Planning your gap year but not sure where to go? Spain should definitely be high-up on the list whether you want to volunteer, immerse yourself in history and art, or just have a great time at the beach.
For many, taking a gap year is all about embarking on an adventure, taking those first steps away from home and travelling on your own for the first time. Spain has ample opportunity for adventures, whether you want to walk the world’s most dangerous footpath, zip line between countries or take to the slopes in the Pyrenees or Sierra Nevada.
Spaniards are confirmed night owls, not eating dinner until around 10pm, which makes for long evenings that stretch well into the night. Spaniards love heading out, meeting friends and enjoying a drink and some tapas – you’ll soon fit right in and won’t know how you’ll live without Spain’s incredible social life when you eventually have to leave.

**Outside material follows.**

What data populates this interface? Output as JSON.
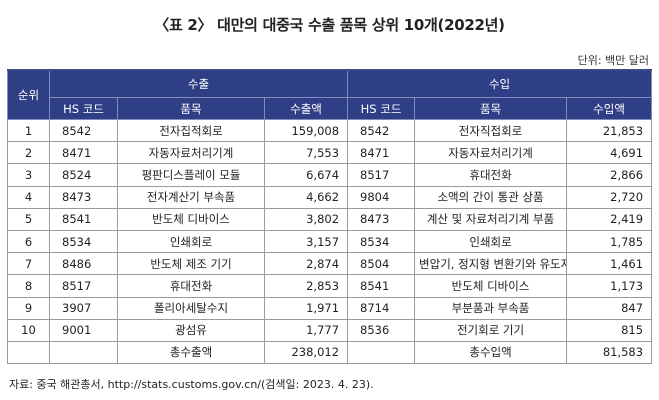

Taking a gap year in Spain is a great opportunity to brush up on your language skills, something that could be very useful at university or in your future career. If nothing else, learning Spanish opens up a whole new world of travel possibilities – next stop, South America?
While Spain has the image for many as a summer holiday destination, the country is much more varied than its sun, sea and sangria stereotype. From the lush green landscapes of Galicia in the north-west, to the volcanic Canary Islands, Spain is full of different landscapes ripe for exploring.
From its Roman occupiers and Moorish history to the Spanish Golden Age and the Civil War, Spain’s history is fascinating, turbulent and, in many areas, well preserved. You can visit the ruins of a Roman amphitheatre in Tarragona, the stunning Moorish fortress, the Alhambra, in Granada, and the world’s biggest Gothic cathedral, where Christopher Columbus is buried, in Seville.
Spain has various volunteering opportunities if you want to give back and do some good during your gap year. Haces Falta is a good resource for volunteering opportunities, whether you’re into animal rights or want to help out new immigrants, there are lots of different volunteering jobs available.
If you’re looking to earn some extra money, teaching English as a foreign language is a popular job with English-speakers in Spain, where many Spaniards are eager to learn English to boost their career prospects. Check local language academies online for available positions.
Spain is a fantastic destination for those interested in art – from the Golden Age masters like Diego de Velázquez to the boundary-pushing modernism of Picasso and Salvador Dali. The country is home to some world-famous museums; Madrid’s Prado Museum regularly makes ‘the world’s top ten museums’ lists, while the Guggenheim in Bilbao is one of the country’s masterpieces of modern architecture.
Spain isn’t the world’s second-biggest tourist draw for nothing – the country’s beaches are fantastic – from the rugged, rocky beaches of the northern coast to the golden sands of the long Mediterranean coastline.
Spaniards love their festivals, from La Rioja’s wine battle to mega Easter celebrations. Each town and city has its own special fiestas, while the country has among the most public holidays in Europe (so plenty of days off if you’re working!)
Spain is a great place to live for students on a budget compared to pricier European countries like the United Kingdom or France. The south of the country is generally cheaper than the north, so if you’re looking for a reasonably-priced city, head to Andalusia.